Fourteen of us gathered at Croton Point Park in Westchester late on the afternoon of June 17, the last day of the Clearwater Folk Festival. We took three of the gigs from Mother’s Beach, on the north side of the peninsula, and rowed them around the corner to the water access campsite, which is on the west side near the south tip. Since there are only a couple of small tent sites on the hill right above the beach, we climbed up to the regular campsites and set up outside a cabin under some trees.
The wakeup call was at 4:45 AM to catch the tide, which we did even though we didn’t shove till 6:30. We touched briefly on the west side at the foot of Hook Mountain, then proceeded south to the Nyack town dock and provisioned for the day and night at a Korean grocery just off Main Street (corn, eggplant, peppers, sausage). By 10:30 we were around the tip of the Piermont pier, and half an hour later we pulled up at Italian Gardens to wait out the tide. Some of the group hiked up to the Earth Observatory and reloaded the water bottles there. Others swam or headed south along the Palisades trail or just slept.
At four we shoved with a cargo of four lost hikers who weren’t sure how to get back to Alpine. It was probably a bit too early for the ebb but on the other hand it seemed like the wind was coming up. A hard 40 minutes brought us to the little beach at the north end of the Alpine Boat Basin. There are some picnic tables there under the cliffs there with massive stone slabs for tops, and enough grassy verges for a half-dozen tents. It’s not normally a campsite, but since it’s exactly halfway between Croton and Pier 40--about 18 miles from each--we’d asked the Palisades Park for permission to camp there and they had very kindly obliged.

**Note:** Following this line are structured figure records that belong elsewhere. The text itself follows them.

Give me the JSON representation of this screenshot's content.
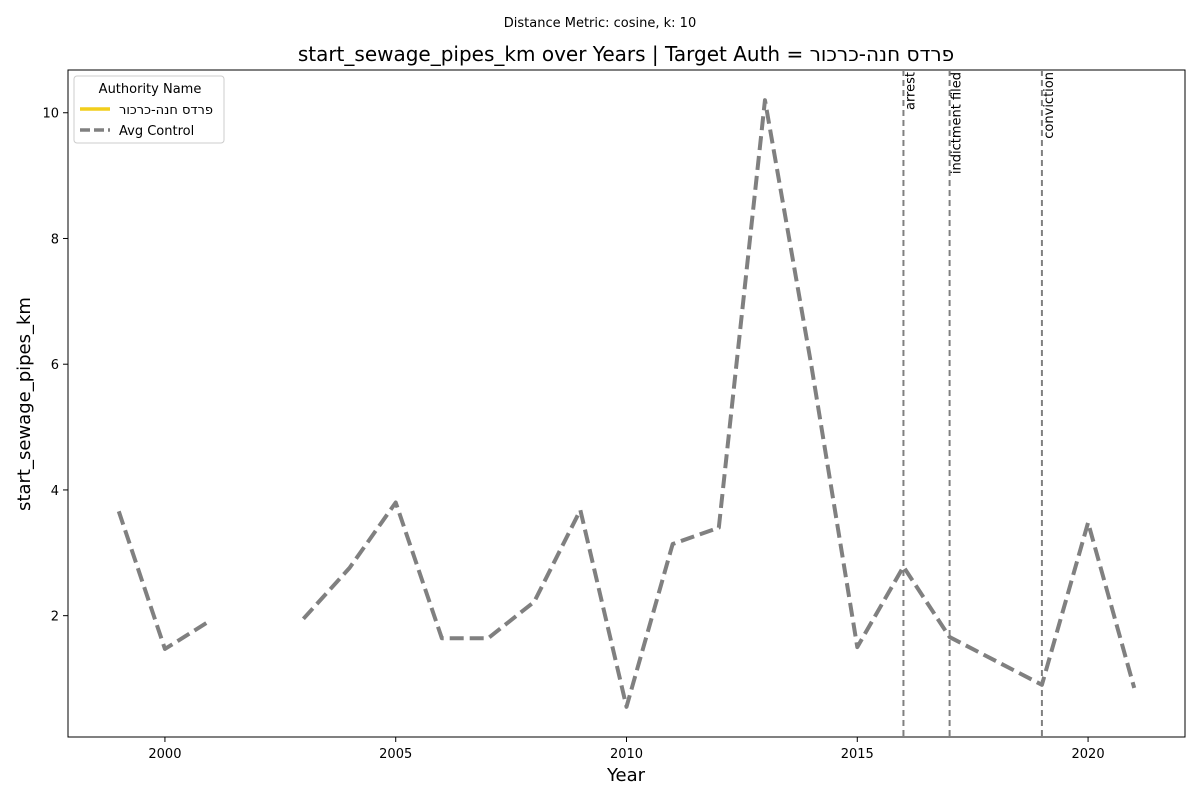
{
  "chart_data": {
    "type": "line",
    "suptitle": "Distance Metric: cosine, k: 10",
    "title": "start_sewage_pipes_km over Years | Target Auth = פרדס חנה-כרכור",
    "xlabel": "Year",
    "ylabel": "start_sewage_pipes_km",
    "xlim": [
      1997.9,
      2022.1
    ],
    "ylim": [
      0.07,
      10.68
    ],
    "xticks": [
      2000,
      2005,
      2010,
      2015,
      2020
    ],
    "yticks": [
      2,
      4,
      6,
      8,
      10
    ],
    "grid": false,
    "legend": {
      "title": "Authority Name",
      "placement": "top-left"
    },
    "series": [
      {
        "name": "פרדס חנה-כרכור",
        "color": "#f2ce1b",
        "style": "solid",
        "points": []
      },
      {
        "name": "Avg Control",
        "color": "#808080",
        "style": "dashed",
        "points": [
          [
            1999,
            3.66
          ],
          [
            2000,
            1.47
          ],
          [
            2001,
            1.93
          ],
          [
            2002,
            null
          ],
          [
            2003,
            1.95
          ],
          [
            2004,
            2.76
          ],
          [
            2005,
            3.8
          ],
          [
            2006,
            1.64
          ],
          [
            2007,
            1.64
          ],
          [
            2008,
            2.22
          ],
          [
            2009,
            3.68
          ],
          [
            2010,
            0.55
          ],
          [
            2011,
            3.14
          ],
          [
            2012,
            3.4
          ],
          [
            2013,
            10.2
          ],
          [
            2014,
            6.0
          ],
          [
            2015,
            1.5
          ],
          [
            2016,
            2.78
          ],
          [
            2017,
            1.66
          ],
          [
            2018,
            1.28
          ],
          [
            2019,
            0.9
          ],
          [
            2020,
            3.48
          ],
          [
            2021,
            0.85
          ]
        ]
      }
    ],
    "events": [
      {
        "x": 2016,
        "label": "arrest"
      },
      {
        "x": 2017,
        "label": "indictment filed"
      },
      {
        "x": 2019,
        "label": "conviction"
      }
    ]
  }
}
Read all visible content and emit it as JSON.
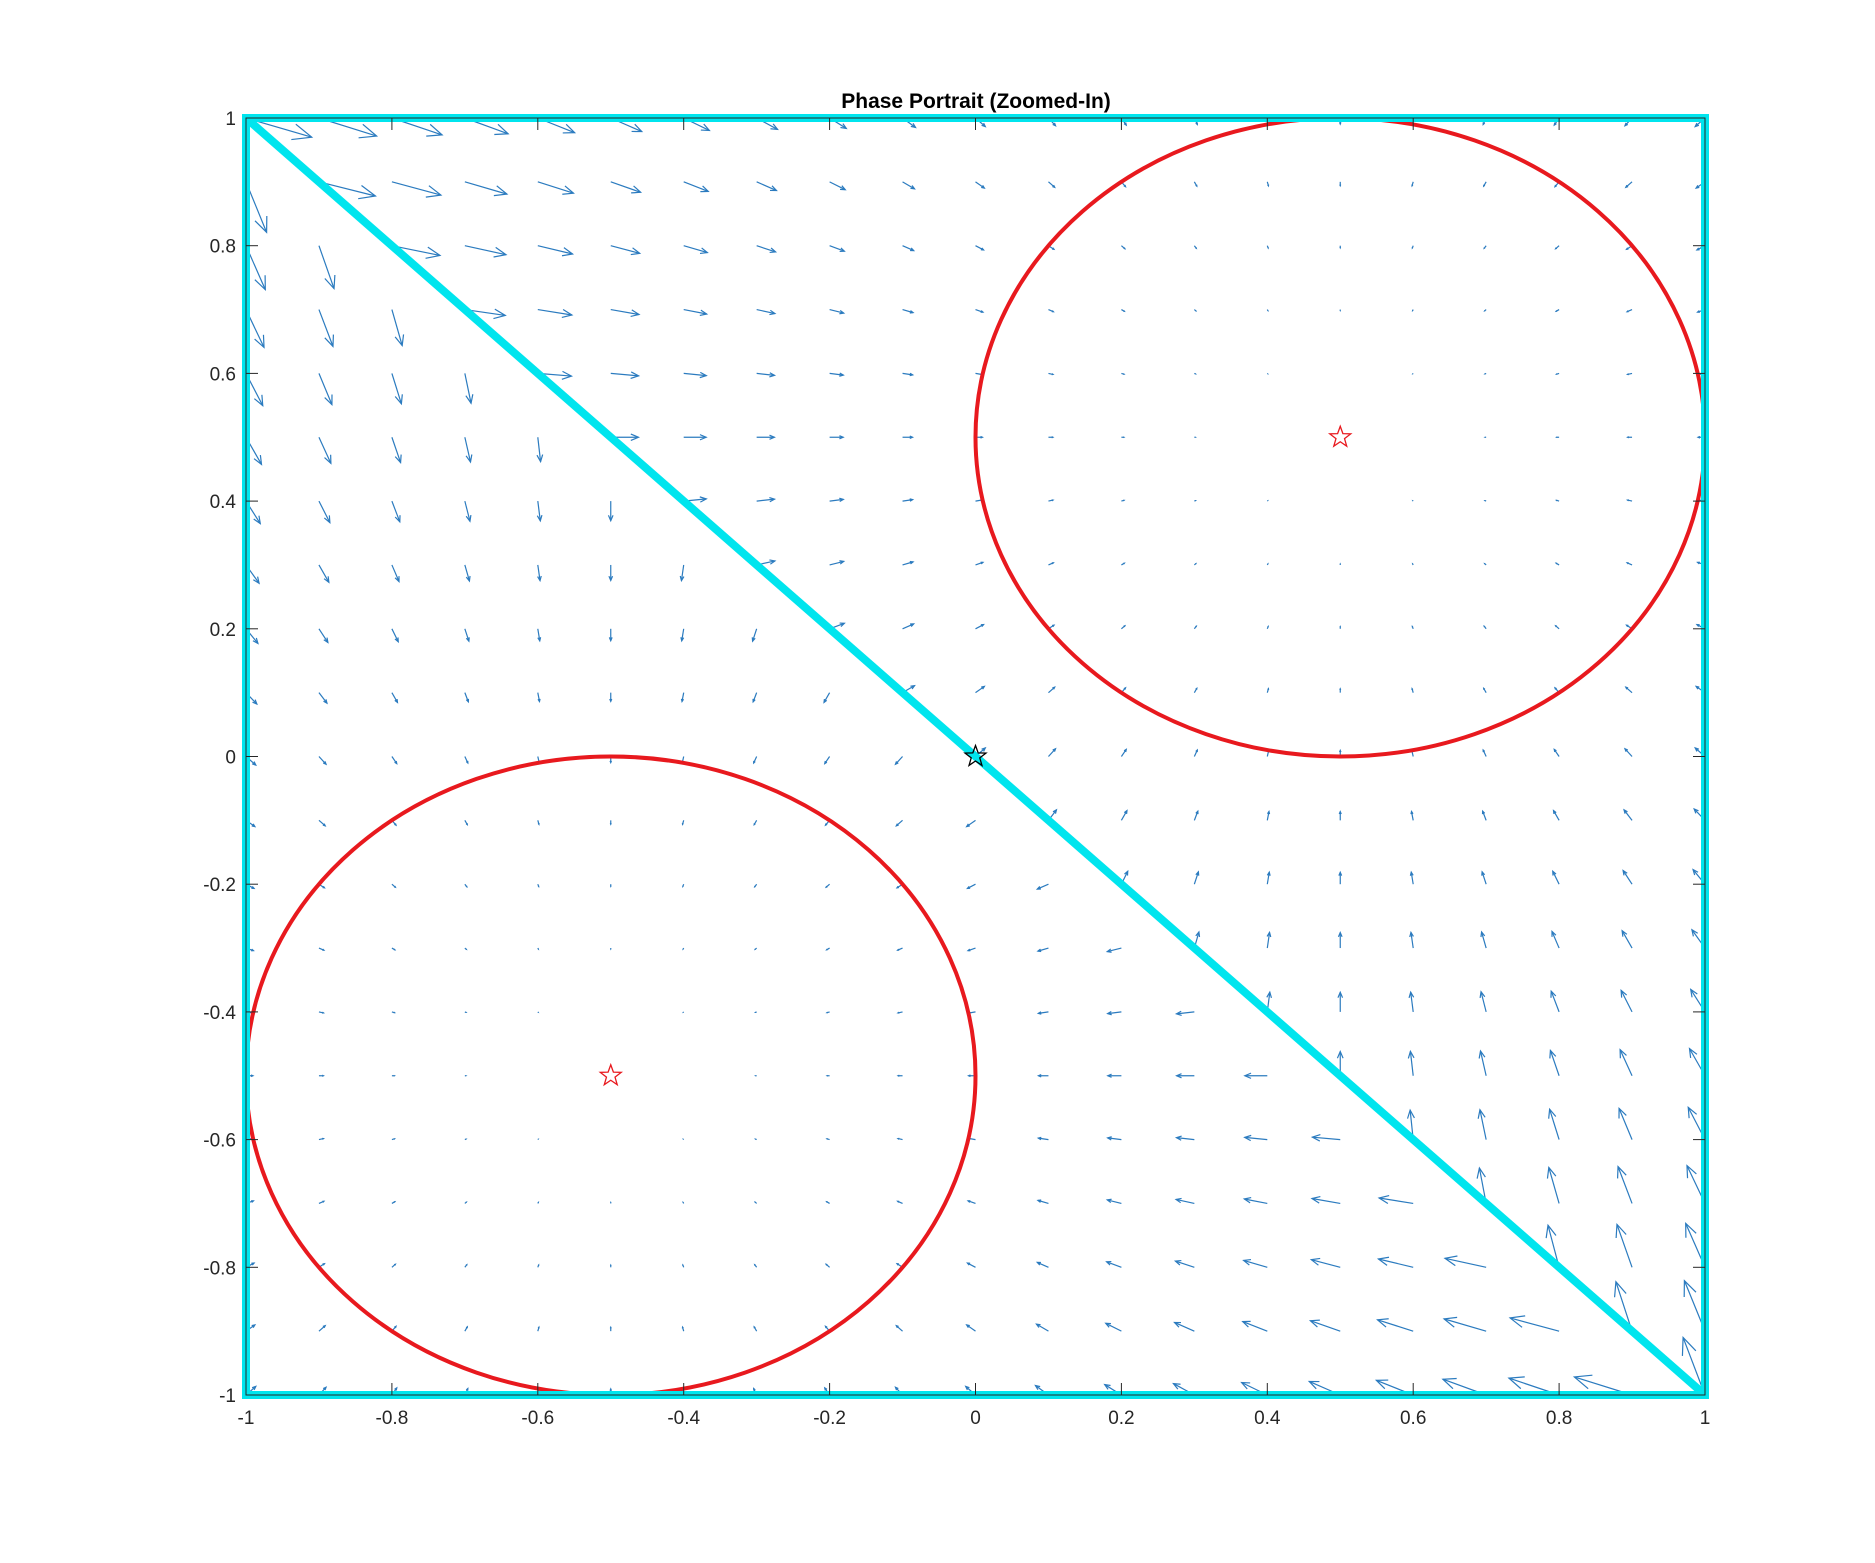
{
  "chart_data": {
    "type": "quiver",
    "title": "Phase Portrait (Zoomed-In)",
    "xlabel": "",
    "ylabel": "",
    "xlim": [
      -1,
      1
    ],
    "ylim": [
      -1,
      1
    ],
    "xticks": [
      -1,
      -0.8,
      -0.6,
      -0.4,
      -0.2,
      0,
      0.2,
      0.4,
      0.6,
      0.8,
      1
    ],
    "yticks": [
      -1,
      -0.8,
      -0.6,
      -0.4,
      -0.2,
      0,
      0.2,
      0.4,
      0.6,
      0.8,
      1
    ],
    "xtick_labels": [
      "-1",
      "-0.8",
      "-0.6",
      "-0.4",
      "-0.2",
      "0",
      "0.2",
      "0.4",
      "0.6",
      "0.8",
      "1"
    ],
    "ytick_labels": [
      "-1",
      "-0.8",
      "-0.6",
      "-0.4",
      "-0.2",
      "0",
      "0.2",
      "0.4",
      "0.6",
      "0.8",
      "1"
    ],
    "grid": false,
    "vector_field": {
      "color": "#2b7bbf",
      "x_range": [
        -1,
        1
      ],
      "y_range": [
        -1,
        1
      ],
      "spacing": 0.1,
      "attractors": [
        [
          0.5,
          0.5
        ],
        [
          -0.5,
          -0.5
        ]
      ]
    },
    "boundary_square": {
      "corners": [
        [
          -1,
          -1
        ],
        [
          1,
          -1
        ],
        [
          1,
          1
        ],
        [
          -1,
          1
        ]
      ],
      "color": "#00e5ee"
    },
    "diagonal_line": {
      "from": [
        -1,
        1
      ],
      "to": [
        1,
        -1
      ],
      "color": "#00e5ee"
    },
    "circles": [
      {
        "center": [
          0.5,
          0.5
        ],
        "radius": 0.5,
        "color": "#e8191e"
      },
      {
        "center": [
          -0.5,
          -0.5
        ],
        "radius": 0.5,
        "color": "#e8191e"
      }
    ],
    "markers": [
      {
        "x": 0.5,
        "y": 0.5,
        "shape": "star",
        "color": "#e8191e"
      },
      {
        "x": -0.5,
        "y": -0.5,
        "shape": "star",
        "color": "#e8191e"
      },
      {
        "x": 0,
        "y": 0,
        "shape": "star",
        "color": "#000000"
      }
    ]
  }
}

Another 4:45 wakeup and this time we got off by 6:10. It was a fast one hour ride on the tide to the George Washington Bridge, which we hit at the peak of the ebb. There’s a new Whole Foods in Edgewater with a little mud cove just to the south; two of us waded in through the muck to get coffee and croissants, while Roger dove into the dumpsters and emerged with some perfectly good day old sushi. By then the wind was up and we had a good long pull to Hoboken, racing the barges and dodging the ferries. The whole way we marveled at the degree to which the New Jersey coast has been and is being sacrificed to rip-rap and the condo. Is there no governmental agency that looks after the waterfront there?
After a brief sojourn at the new, denuded Maxwell House Beach, we reboated and made a fast crossing to Pier 40, where we arrived at 11:05, an acceptable five minutes behind schedule.